I still maintain that we will not get a full picture of the effect of the pension freedoms until a full year has passed, but there are still some interesting pointers.
Very briefly, the numbers:
According to the report, 120,969 pensions - nearly 70% of the total accessed under the new rules - were fully encashed, with nearly 90% of these being small pots of less than £30,000. Most withdrawals for pots between £10,000 and £29,000 were seen in the 55-59 age group across both UFPLS and drawdown.
Just over 30% of plans were used to take an income after tax-free cash by using drawdown, UFPLS or an annuity, and 84% of those going into drawdown areas said to be taking ’prudent’ levels of income.
Other headlines to note include:
- 58% of consumers going into drawdown stayed with their existing provider.
- 64% of consumers purchasing annuities stayed with their existing provider.
- Of policies with guaranteed annuity rates, 68% of such rates were not used, particularly if the fund was less than £30,000.
So what can be said about this? It is logical that small pots have been cashed in because an annuity for such a size of fund would be tiny. I would have been interested to see what the money was used for and particularly whether excessive tax was paid. This becomes even more relevant in the cases where a number of larger pots encashed.

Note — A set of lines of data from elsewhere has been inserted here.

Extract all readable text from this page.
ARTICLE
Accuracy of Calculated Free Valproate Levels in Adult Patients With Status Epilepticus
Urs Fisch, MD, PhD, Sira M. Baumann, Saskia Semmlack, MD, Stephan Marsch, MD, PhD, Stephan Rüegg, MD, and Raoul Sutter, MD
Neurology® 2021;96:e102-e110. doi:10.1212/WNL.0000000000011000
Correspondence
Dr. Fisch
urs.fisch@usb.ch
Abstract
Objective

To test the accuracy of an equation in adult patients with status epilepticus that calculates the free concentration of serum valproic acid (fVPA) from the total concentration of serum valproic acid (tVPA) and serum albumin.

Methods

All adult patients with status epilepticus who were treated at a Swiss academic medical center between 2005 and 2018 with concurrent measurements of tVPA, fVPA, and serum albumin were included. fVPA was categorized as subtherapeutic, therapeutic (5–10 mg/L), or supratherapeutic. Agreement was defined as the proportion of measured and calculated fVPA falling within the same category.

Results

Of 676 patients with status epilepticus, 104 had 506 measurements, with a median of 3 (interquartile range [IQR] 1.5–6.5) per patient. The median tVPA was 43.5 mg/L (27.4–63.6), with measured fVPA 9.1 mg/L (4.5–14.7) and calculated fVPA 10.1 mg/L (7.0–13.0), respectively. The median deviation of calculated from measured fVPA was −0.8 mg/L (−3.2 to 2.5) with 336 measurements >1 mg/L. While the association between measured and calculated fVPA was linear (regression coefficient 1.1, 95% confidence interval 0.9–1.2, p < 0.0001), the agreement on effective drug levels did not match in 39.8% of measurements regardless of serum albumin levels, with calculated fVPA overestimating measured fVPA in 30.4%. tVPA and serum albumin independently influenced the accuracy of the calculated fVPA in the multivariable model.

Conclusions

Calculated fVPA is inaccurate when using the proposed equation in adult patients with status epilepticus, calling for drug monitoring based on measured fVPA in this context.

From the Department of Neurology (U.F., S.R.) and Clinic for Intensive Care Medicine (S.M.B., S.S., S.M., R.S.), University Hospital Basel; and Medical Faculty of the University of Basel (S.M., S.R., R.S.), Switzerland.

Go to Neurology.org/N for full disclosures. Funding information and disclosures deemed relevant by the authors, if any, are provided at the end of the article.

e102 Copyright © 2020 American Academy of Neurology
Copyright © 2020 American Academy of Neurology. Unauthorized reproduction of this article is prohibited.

With the changes in the annuity market it seems concerning that nearly two thirds are not shopping around and that the work done previously on the open market option has not been heeded – perhaps further work is needed? Drawdown is perhaps not so concerning as it is an option under the existing policy. My only point would be whether the charges payable and the range of investment options available are appropriate.
My final two concerns relate to income drawdown. It would appear that nearly half of those going into drawdown have taken no advice, but that many are taking prudent levels of income. I have long been an advocate of advice for income drawdown in the majority of cases - particularly if the drawdown pot is to provide an income for life within a specific risk profile.
I am still of the view that there are a lot of people in drawdown who might have previously bought an annuity and as I write there is news of the Chinese stock market being suspended and falls in the UK – do those in non-advised drawdown fully understand the implications of events like this?
And so we come to my final point – people are not seeking advice or guidance (Pension Wise?), and this makes the review of the advice market even more important.